Mineral fertilizers are applied annually in spring and summer - according to 45-60 g of superphosphate and 15-20 g of potash salt on 1 м2.

Each spring, the soil is loosened to a depth of 6-8 cm, then during the season, loosening is repeated every 2-3 weeks.

In the spring, in the end of March — the beginning of April, the bushes are pruned, removing old, damaged, affected pests and diseases of the branches.

Thinning bushes produce once a year in 3 to remove weak and old shoots, cutting out unnecessary branches at the very base. Periodically, all the shoots and growths are removed from the standard forms to improve the health of the plant. A beautiful and neat haircut currant Alpine for molding the bush do in early spring.
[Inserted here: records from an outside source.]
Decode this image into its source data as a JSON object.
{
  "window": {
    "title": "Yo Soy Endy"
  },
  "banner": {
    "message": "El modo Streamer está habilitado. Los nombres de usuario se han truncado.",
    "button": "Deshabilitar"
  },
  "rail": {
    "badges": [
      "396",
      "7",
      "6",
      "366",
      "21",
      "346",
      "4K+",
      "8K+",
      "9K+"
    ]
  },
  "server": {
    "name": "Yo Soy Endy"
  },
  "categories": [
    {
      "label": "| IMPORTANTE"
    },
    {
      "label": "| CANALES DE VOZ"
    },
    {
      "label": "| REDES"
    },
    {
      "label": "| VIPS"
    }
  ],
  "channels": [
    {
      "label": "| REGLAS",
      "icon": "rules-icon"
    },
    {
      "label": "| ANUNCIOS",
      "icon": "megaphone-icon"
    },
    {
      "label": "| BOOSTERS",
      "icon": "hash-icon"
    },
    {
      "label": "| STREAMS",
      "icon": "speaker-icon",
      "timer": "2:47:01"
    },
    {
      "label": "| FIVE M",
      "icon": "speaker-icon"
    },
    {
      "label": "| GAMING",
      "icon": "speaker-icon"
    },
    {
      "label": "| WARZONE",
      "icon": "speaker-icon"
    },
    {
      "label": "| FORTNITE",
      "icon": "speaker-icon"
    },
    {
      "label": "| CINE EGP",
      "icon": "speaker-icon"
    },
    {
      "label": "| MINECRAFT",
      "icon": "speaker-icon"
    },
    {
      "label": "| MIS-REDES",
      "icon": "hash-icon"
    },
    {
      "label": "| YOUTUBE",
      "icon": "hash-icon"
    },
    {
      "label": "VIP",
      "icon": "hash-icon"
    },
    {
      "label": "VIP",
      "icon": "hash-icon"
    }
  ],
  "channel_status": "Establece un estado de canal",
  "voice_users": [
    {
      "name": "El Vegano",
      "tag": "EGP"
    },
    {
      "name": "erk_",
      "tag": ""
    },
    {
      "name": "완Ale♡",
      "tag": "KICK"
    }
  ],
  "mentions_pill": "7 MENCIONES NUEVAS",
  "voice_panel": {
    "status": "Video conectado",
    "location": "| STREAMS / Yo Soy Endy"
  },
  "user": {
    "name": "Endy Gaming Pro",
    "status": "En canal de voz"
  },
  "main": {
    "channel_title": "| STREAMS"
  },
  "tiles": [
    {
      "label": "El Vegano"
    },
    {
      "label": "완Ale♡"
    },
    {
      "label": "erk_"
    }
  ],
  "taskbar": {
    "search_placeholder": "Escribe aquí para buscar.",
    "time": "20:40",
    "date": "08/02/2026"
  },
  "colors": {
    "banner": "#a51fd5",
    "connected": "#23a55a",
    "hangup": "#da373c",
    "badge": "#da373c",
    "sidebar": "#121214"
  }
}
Alpine currant is a winter-hardy plant that does not need shelter for the winter in conditions of central Russia. However, the standard forms of the plant should be covered to protect against frost first 2-3 years after planting.

To do this, wrap the barrel with sacking in the 1-2 layer. With age, the winter hardiness of the plant increases, to protect against sunburn in the winter enough to whiten the stumps.

Ornamental plants exhibit different requirements for the duration of illumination, conditionally they are divided into three groups. All plants of southern origin are short day crops. plants, midland - long day or neutral.

Diseases and pests of alpine currant

Decorative varieties of alpine currants are resistant to diseases and pests.

Sometimes plants bother spider mites and aphids.

With a high lesion of spider mites, the bushes are sprayed with a solution Neorona (20 ml per 1 l of water).

For aphids, bushes are treated in spring with a solution of household soap (300 g of soap on 10 l of water).

Currants are also sprayed with infusions of garlic, onions, hot peppers, pine needles or ate, yarrow or celandine. Adhesive belts are fastened on the standard forms to block the path of the ants.

Of the diseases Alpine currant unstable to rust and fungal diseases, in particular terry. Bushes are treated for fungal diseases at the end of April with an 1% solution of colloidal sulfur.

Swollen buds and badly damaged branches are removed. Against rust once sprayed with a solution "Arceride"(50 g to 10 liter of water). A fourfold spraying of 1% solution of Bordeaux liquid in May and June is also useful. For prophylaxis after pruning of diseased shoots, wounds with 5% solution of copper sulphate are treated.